Technical Tip: Address Object behavior change in FortiGate interface creation in FortiOS v7.2.5+ and v7.4.1+

When creating a new interface on FortiGate with 'Create address object matching subnet' enabled, a corresponding address object will be automatically created.

In FortiOS v7.2.4 and earlier, the interface's IP address was registered as-is.

However, starting from FortiOS v7.2.5 and FortiOS v7.4.1, the behavior has changed: the address is automatically converted to the corresponding network address and registered.

Below are examples of the GUI screens during configuration:
These examples show the case where the IP address 192.168.200.254/24 is configured on the interface via the GUI.
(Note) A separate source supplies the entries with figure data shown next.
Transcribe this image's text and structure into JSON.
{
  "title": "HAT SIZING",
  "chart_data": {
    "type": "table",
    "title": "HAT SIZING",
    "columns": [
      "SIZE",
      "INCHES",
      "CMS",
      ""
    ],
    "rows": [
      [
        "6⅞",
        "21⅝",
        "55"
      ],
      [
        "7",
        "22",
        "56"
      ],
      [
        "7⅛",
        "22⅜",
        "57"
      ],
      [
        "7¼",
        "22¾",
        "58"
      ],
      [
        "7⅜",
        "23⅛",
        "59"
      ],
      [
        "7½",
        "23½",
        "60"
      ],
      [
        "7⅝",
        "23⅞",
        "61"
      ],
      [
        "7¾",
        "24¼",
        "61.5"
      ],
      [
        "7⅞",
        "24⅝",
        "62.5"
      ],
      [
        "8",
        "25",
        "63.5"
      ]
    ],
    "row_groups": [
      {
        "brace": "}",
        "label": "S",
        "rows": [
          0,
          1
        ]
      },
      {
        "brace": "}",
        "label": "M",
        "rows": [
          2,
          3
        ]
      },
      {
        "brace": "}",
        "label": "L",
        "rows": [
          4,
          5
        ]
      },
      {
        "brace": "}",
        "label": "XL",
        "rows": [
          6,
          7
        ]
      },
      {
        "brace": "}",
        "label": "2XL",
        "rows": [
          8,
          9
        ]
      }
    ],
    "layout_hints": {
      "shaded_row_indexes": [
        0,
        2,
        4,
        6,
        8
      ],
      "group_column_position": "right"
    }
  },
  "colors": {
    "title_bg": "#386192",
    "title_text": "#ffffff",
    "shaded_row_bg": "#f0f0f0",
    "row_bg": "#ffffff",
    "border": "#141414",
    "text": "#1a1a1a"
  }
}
• v7.2.4: The interface's IP address is registered as-is.

Network -> Interfaces -> Create new:

Policy ＆ Objects -> Addresses -> Create new object.

• FortiOS v7.6.4: The interface's IP address is converted to the corresponding network address.

Network -> Interfaces -> Create new:

Policy ＆ Objects -> Addresses -> Create new object:

Note: 

As shown above, starting from v7.2.5 and v7.4.1, the interface's IP address will no longer be registered during creation. Even when upgrading from a version earlier than v7.2.4, the existing settings will be automatically converted.

This change makes sure the address object always matches the full network (not just the single IP), so firewall policies and routes work correctly without confusion.